More specifically, Mexico demanded the foreign government to respect the obligations of the Bolivian State described in article 22 of the Vienna Convention on Diplomatic Relations, which establishes that the buildings or properties of diplomatic missions are inviolable and that agents of the host state may not enter them without the consent of the head of the mission.

Venezuela rejects and denounces the police siege of the Mexican Embassy in La Paz, Bolivia. Respect for the inviolability of diplomatic premises is an essential principle contemplated in the Vienna Convention on Diplomatic Relations.
 

The international agreement also states that the host state has a special obligation to take all appropriate measures to protect the mission against any intrusion or damage and to avoid disturbing the tranquillity of the mission or impairing its dignity. Furthermore, the premises of the mission and its property may not be searched, detained, or subjected to any measure of execution.

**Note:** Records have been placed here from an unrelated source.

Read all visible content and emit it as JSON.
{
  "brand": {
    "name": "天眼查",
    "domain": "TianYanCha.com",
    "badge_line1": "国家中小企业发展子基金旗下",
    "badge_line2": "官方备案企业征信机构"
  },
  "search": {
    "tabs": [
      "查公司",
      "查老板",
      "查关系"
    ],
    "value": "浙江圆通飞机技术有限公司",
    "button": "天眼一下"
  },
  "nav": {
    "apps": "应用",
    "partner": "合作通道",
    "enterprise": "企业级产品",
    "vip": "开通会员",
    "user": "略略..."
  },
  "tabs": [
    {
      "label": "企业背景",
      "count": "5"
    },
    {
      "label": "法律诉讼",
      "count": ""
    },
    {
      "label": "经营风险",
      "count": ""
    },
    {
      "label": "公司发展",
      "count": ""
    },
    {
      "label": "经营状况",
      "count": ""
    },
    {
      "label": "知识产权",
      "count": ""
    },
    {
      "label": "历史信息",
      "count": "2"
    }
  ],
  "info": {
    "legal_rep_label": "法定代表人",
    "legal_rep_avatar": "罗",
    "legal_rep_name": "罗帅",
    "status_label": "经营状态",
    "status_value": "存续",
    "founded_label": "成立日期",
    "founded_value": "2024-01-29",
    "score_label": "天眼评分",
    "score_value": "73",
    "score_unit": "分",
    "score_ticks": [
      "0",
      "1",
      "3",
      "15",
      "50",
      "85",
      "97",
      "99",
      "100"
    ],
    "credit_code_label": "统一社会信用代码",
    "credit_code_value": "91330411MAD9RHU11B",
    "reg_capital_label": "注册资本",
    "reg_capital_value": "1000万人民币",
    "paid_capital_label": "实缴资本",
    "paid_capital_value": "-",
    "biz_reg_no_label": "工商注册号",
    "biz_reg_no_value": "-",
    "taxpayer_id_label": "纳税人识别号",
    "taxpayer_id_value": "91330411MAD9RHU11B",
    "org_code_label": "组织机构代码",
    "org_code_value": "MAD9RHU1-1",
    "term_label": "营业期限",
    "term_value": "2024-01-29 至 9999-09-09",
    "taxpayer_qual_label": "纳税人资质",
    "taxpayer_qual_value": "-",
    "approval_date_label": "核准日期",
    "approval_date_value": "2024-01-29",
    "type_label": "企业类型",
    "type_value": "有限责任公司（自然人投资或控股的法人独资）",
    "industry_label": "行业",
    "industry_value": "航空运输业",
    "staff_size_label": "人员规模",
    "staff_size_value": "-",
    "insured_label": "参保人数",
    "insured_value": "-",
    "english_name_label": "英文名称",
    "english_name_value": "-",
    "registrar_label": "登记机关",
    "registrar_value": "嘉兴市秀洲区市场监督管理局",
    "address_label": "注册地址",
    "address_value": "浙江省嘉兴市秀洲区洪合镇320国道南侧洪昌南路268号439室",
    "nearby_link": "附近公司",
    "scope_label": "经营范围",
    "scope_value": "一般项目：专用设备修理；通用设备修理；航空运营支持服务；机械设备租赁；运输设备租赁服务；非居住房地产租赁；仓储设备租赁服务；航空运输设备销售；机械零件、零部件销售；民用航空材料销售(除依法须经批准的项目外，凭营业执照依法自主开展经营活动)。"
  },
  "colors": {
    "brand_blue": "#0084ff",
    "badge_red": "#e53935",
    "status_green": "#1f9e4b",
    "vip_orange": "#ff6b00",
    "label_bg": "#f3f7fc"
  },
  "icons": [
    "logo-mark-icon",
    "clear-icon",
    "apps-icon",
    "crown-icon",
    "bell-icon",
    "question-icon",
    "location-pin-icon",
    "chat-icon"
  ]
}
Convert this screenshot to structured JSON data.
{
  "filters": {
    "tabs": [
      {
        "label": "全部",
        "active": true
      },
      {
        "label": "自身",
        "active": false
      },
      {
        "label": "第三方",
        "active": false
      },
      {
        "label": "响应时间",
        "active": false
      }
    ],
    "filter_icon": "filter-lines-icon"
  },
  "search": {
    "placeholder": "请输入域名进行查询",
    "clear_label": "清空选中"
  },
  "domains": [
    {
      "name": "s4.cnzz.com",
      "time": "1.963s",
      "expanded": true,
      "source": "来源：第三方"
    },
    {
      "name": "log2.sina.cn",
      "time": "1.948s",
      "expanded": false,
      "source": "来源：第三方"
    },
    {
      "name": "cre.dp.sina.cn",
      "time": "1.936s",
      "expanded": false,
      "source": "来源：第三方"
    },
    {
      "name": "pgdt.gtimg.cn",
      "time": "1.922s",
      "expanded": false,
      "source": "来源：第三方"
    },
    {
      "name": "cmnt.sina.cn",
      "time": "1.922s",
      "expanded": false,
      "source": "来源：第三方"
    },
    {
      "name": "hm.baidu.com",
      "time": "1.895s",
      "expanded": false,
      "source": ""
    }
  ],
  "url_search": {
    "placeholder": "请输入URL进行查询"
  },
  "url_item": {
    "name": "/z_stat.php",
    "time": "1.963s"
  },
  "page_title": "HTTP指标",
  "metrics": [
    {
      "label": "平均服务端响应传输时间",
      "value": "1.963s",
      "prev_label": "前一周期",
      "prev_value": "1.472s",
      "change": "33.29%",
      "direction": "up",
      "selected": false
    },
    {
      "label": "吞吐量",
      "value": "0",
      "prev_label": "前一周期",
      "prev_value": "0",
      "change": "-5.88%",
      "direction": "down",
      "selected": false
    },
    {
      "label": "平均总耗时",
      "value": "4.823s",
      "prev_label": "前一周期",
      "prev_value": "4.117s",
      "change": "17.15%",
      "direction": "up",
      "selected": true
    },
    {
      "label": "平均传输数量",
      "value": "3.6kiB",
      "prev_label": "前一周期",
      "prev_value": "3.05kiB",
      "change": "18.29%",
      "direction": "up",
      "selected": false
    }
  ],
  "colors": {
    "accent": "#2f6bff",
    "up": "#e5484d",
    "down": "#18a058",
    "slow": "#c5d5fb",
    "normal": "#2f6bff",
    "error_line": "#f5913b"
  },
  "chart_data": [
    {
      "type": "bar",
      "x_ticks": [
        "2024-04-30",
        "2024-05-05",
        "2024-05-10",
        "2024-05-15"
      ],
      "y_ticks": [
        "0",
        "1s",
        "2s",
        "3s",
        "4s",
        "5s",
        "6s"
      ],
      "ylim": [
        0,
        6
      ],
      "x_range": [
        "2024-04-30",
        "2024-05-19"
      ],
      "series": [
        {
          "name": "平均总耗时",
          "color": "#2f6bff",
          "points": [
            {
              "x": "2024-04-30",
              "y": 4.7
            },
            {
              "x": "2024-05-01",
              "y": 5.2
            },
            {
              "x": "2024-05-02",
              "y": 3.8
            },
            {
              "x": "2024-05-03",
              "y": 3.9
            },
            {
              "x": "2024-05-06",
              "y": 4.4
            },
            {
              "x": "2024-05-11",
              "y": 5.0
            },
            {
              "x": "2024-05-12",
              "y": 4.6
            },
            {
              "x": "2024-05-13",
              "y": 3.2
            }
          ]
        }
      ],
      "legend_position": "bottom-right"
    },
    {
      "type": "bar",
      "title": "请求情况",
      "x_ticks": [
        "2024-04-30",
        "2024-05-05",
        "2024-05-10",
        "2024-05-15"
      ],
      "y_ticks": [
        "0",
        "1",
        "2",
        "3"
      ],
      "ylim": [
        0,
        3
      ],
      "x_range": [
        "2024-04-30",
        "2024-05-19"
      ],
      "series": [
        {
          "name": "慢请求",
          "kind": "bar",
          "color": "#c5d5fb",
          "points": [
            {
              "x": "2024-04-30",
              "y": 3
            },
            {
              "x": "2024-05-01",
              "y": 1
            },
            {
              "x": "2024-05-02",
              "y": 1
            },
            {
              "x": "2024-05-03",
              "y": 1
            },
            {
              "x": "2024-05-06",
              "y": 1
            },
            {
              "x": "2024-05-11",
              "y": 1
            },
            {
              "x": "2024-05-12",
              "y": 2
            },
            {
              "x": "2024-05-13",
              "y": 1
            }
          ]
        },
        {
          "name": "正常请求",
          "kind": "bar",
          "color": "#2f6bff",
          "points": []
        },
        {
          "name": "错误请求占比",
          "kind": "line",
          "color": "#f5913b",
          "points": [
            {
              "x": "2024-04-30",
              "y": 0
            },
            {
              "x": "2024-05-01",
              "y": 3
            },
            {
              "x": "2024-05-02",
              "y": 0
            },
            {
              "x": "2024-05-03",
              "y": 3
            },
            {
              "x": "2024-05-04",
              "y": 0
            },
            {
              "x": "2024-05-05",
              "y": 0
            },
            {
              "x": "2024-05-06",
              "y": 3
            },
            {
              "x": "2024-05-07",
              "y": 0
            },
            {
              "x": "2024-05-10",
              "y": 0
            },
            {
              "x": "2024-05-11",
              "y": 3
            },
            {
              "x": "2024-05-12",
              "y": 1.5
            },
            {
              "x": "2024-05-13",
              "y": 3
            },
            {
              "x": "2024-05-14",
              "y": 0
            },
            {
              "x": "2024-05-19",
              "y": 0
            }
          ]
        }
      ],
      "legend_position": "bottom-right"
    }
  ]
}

According to teleSUR's correspondent in Bolivia Freddy Morales, the current presence of two groups of police, one of four and one of six officers, outside the Mexican embassy is "quite unusual." There was also a police vehicle parked and two more arrived shortly after, a level of surveillance that does not happen in other embassies or diplomatic residences. 

The Bolivian authorities on the scene haven't spoken to the press but it was known that in the morning there were moving trucks coming and going from embassy due to an alleged move. 

The incident might have attracted the attention of the Bolivian police as the Mexican embassy currently offers asylum to about 20 members of Evo Morales' government.  

Mexico’s leftist President Andres Manuel Lopez Obrador granted asylum to Morales after the right-wing coup pushed the Indigenous president to resign. Ever since AMLO, and other progressive governments of the region, have been “reluctant” to recognize the self-proclaimed President Jeanine Añez as the rightful leader.